Toinette, lui tenant, tête, montant sur ses ergots
Si vous avez le plaisir d'enguirlander, il faut bien que de mon côté j'aie le plaisir de rouspéter : chacun le sien, ce n'est pas trop demander. Aïe !
Argan, soudain résigné, après un gros soupir
À quoi bon discuter puisqu'il faut en passer par là. Tu ne changeras jamais, vieille foldingue. Je t'ai appelée, Toinette, parce que tout à l'heure, en me levant, j'ai eu comme un vertige.
Toinette, cessant son jeu.
Un vertige, monsieur ?
Argan
Mais oui, ma vue s'est obscurcie et les objets qui m'environnaient se sont animés d'un mouvement giratoire.
Toinette, avec une certaine moquerie
Vous en parlez fort bien.
Argan
Bien sûr, ignorante. J'ai parfaitement perçu l'état dans lequel je me suis trouvé.
Toinette
Vous avez ressenti un mal de tête ?
Argan
Ben... maintenant qu'on en parle... j'ai bien senti une certaine migraine... qui persiste encore.
Toinette
Vous avez vu des mouches volantes ?
Argan
Non … pas vraiment... Mais quelques points brillants sont apparus dans mon champ visuel.
Toinette
Vous connaissez la raison de ce malaise ?
Argan
Non.
Toinette
À ce que j'en sais, ce pourrait être le foie ou de l'hypertension artérielle.
Argan
C'est précisément pour le savoir que je t'ai appelée. Je veux que tu ailles chercher immédiatement l'appareil pour mesurer la tension.
Toinette
J'y cours. (Elle s'élance vers la sortie, puis s'arrête brusquement) L'appareil pour la tension ? Où a-t-on pu le fourrer depuis le temps ? … Je vais le chercher. Mais avant, je voulais vous rappeler que c'est le jour où votre fille Angélique et Cléante, son mari, viennent vous rendre visite.
Argan, avec réticence
J'ai toujours plaisir à les recevoir, mais aujourd'hui... avec cet accès migraineux...
Toinette
Courage, monsieur, prenez sur vous. Faites bonne figure à vos enfants.
Argan
Je vais m'y appliquer. Fais-les entrer.
Toinette
Les voici qui viennent d'eux-mêmes. Je vais de ce pas chercher l'appareil que vous m'avez demandé.

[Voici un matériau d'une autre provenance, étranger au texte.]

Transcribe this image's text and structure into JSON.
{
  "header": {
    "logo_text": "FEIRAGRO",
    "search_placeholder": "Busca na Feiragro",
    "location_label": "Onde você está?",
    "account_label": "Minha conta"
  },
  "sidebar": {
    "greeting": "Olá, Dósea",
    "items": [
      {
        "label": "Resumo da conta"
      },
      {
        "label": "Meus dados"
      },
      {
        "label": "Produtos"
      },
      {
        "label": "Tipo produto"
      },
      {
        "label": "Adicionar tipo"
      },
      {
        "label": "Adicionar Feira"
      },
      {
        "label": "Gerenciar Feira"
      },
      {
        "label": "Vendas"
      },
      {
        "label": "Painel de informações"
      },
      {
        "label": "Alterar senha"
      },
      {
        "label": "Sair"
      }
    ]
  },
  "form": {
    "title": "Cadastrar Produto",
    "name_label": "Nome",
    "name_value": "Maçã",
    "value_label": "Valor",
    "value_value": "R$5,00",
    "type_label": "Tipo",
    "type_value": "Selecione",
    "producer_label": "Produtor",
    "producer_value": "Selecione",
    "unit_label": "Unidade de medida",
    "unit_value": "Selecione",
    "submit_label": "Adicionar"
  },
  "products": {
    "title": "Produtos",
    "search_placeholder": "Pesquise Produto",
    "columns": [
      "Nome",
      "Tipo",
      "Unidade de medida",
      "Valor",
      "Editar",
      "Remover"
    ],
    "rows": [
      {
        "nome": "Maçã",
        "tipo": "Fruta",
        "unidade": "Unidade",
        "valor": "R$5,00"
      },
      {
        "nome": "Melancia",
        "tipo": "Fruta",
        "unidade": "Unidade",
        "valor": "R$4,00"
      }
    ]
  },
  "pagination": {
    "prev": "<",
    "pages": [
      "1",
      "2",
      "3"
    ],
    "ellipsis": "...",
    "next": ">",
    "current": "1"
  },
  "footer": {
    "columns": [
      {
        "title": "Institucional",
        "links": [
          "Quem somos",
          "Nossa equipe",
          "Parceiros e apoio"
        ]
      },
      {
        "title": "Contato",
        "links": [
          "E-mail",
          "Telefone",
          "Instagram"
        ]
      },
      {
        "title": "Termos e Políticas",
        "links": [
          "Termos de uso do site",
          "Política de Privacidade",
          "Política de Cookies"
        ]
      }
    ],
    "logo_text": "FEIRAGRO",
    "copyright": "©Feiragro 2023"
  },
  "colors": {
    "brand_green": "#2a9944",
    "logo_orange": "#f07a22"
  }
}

Pendant que Toinette sort précipitamment, entrent Angélique et Cléante.
Scène 3
Argan , Angélique, Cléante
Angélique, souriante, d'un ton enjoué, allant vers son père et déposant affectueusement un baiser sur sa joue)
Bonjour, mon père. Où court Toinette avec tant d'empressement ?
Argan
Elle est allée quérir le sphygmomanomètre.
Angélique
Qu'est-ce que c'est ?
Cléante
L'appareil pour mesurer la tension artérielle. N'est-ce pas, beau-père ? J'ai appris le mot autrefois lorsque je me colletais à la médecine, en même temps que vous. Ne sommes-nous pas devenus des autodidactes de la médecine ?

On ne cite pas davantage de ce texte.